Whisper it, but this may just be Arsenal's year. After over a decade of searching for that elusive follow-up league title to the Invincibles crown in 2004, Arsene Wenger's Gunners finally look ready to unshackle themselves from playing second fiddle to the likes of Manchester City and Chelsea in the title race and make this a season to remember.
When Slaven Bilic's West Ham landed a killer blow against Arsenal on the opening day of the season, with a 2-0 victory at the Emirates, the feeling was 'it's going to be another one of those years.' However, in the ten games following that early wobble, they've lost just once and boast the joint best defence in the Premier League. Every component in this immensely-talented group of players appears to be operating with sublime efficiency and they look hungry to chase Manchester City all the way this year.
Last season, Arsenal were good for long periods without ever fully hitting top gear and challenging Chelsea.

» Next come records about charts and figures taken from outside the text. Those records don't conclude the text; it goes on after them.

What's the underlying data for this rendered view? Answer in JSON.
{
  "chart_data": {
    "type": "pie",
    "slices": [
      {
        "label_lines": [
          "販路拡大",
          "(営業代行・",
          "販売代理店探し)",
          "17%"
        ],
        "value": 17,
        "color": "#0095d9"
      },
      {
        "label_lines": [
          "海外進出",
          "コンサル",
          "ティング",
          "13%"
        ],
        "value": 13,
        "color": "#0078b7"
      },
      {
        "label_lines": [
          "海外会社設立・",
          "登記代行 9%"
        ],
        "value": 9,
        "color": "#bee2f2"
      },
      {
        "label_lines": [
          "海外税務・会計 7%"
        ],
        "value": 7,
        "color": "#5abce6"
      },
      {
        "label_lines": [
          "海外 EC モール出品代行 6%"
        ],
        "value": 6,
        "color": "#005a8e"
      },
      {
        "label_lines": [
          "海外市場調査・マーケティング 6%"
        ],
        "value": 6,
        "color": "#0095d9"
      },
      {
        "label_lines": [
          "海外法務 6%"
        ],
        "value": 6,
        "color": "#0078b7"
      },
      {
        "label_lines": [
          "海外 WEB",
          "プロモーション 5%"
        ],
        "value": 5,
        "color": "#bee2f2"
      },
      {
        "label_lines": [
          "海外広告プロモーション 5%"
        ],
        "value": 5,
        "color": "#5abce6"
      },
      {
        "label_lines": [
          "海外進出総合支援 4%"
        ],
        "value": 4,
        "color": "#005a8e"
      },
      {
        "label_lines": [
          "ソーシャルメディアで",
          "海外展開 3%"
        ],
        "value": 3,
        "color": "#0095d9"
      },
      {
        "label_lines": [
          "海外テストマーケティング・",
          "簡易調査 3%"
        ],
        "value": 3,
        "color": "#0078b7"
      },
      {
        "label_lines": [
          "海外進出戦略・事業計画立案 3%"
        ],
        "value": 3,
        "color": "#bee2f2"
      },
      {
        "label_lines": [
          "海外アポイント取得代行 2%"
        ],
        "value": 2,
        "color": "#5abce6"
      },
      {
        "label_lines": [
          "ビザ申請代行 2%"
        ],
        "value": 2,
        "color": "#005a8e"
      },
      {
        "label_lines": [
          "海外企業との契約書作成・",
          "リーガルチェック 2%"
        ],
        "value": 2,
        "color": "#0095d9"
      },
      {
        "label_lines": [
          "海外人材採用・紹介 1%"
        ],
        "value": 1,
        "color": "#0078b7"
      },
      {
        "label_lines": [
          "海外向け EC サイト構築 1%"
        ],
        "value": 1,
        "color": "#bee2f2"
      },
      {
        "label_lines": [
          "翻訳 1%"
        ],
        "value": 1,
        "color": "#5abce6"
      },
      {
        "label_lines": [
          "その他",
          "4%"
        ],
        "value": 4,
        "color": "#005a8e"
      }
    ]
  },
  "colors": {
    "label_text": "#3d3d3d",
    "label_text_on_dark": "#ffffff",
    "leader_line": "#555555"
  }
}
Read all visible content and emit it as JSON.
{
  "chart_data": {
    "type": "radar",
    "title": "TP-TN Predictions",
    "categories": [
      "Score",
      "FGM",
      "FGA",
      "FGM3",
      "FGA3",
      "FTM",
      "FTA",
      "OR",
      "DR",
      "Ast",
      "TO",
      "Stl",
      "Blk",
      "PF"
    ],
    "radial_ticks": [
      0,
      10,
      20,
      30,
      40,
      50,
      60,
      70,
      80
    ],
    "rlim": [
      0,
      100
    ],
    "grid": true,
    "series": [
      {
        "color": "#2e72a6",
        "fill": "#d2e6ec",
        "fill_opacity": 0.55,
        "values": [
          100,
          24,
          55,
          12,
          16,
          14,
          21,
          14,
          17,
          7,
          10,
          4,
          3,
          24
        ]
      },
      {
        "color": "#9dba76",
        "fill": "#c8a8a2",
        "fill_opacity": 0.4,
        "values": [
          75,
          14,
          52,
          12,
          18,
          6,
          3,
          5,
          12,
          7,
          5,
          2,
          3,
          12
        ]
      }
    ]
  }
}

This time round though, Wenger is nicely perched at the top of the table, level on points with City, while his arch-nemesis Jose Mourinho is wallowing in the depths of footballing despair, a familiar foe walking on dangerously thin ice. While Wenger never truly came close to being sacked at Arsenal, this time last year saw the Wenger Out campaign really gather pace as the experienced Frenchman felt the suffocating expectations on his shoulders.
One of the most enduring images from last season was the banner unfurled by away supporters reading 'Arsene, thanks for the memories but now it's time to say goodbye.' It was the release of pent up frustration from the supporters. Frustration at the persistent unfulfilling of potential. For so long, Arsenal have been the most aesthetically pleasing team to watch in the Premier League. Wenger has constructed a foundation built on quick-passing, attack-happy football, but apart from two FA Cups in the last two years, has failed to deliver a major trophy since the halcyon days of the Invincible era.
However, Wenger has finally listened to calls for bolstering his side's defensive solidity in recent transfer windows. In January, he shelled out £11m for Gabriel Paulista, who already looks to be growing into an adroit defender alongside the excellent Laurent Koscielny. Then, in the summer, Wenger resisted the urge to splash about large sums of money on attractive attacking talent in order to address the only problem position he could see; between the goalposts.
Bringing in Petr Cech was hailed as one of the shrewdest pieces of business during Wenger's illustrious career when he snatched him away from the clutches of Mourinho at Chelsea - and it's worked. Although Cech was at fault in his Arsenal debut against West Ham, he has been a portrait of consistency, experience and proficiency ever since. His commanding presence and winning mentality have guided Arsenal through an ultra-steady sequence that has brought six clean sheets in 11 Premier League games.
"The way he is commanding and vocal makes him vital. He is one of our leaders and he deserves it," said club captain Per Mertesacker. Cech's instant impact has been greatly appreciated - and they have reciprocated in keeping him guarded week after week.
That being said, the 33-year-old's smooth transition to life at the Emirates has been aided by some superb showings from the Arsenal rearguard. Koscielny has been in the form of his life in recent weeks and as already touched upon, Gabriel looks like he will be a more than worthy successor to Mertesacker. The consistent improvement of both full-backs, Nacho Monreal and Hector Bellerin, has completed an impressive period when the Arsenal defence has looked fairly impenetrable at times.
Of course, the pertinent question is; can Arsenal sustain a title challenge far beyond the Christmas period? Remember, the 13/14 season was going swimmingly for Wenger's men until they capitulated in frightening fashion against Liverpool in a 5-1 humiliation at Anfield. Having occupied top spot in the league for 20 out of 21 weeks before that defeat, the Gunners' title aspirations unravelled before their very eyes and it's a scar that remains raw for many of these players.
Conquering the fear of a derailed title challenge holds the key in keeping pace with Manchester City for Arsenal this season. They face Tottenham in the first North London Derby of the season on Sunday, but if Cech and his defence continue to exude the same manner of confidence and compactness as they have done for the majority of this season, they should find themselves well placed to finally hoist that Premier League trophy aloft in the Emirates Stadium.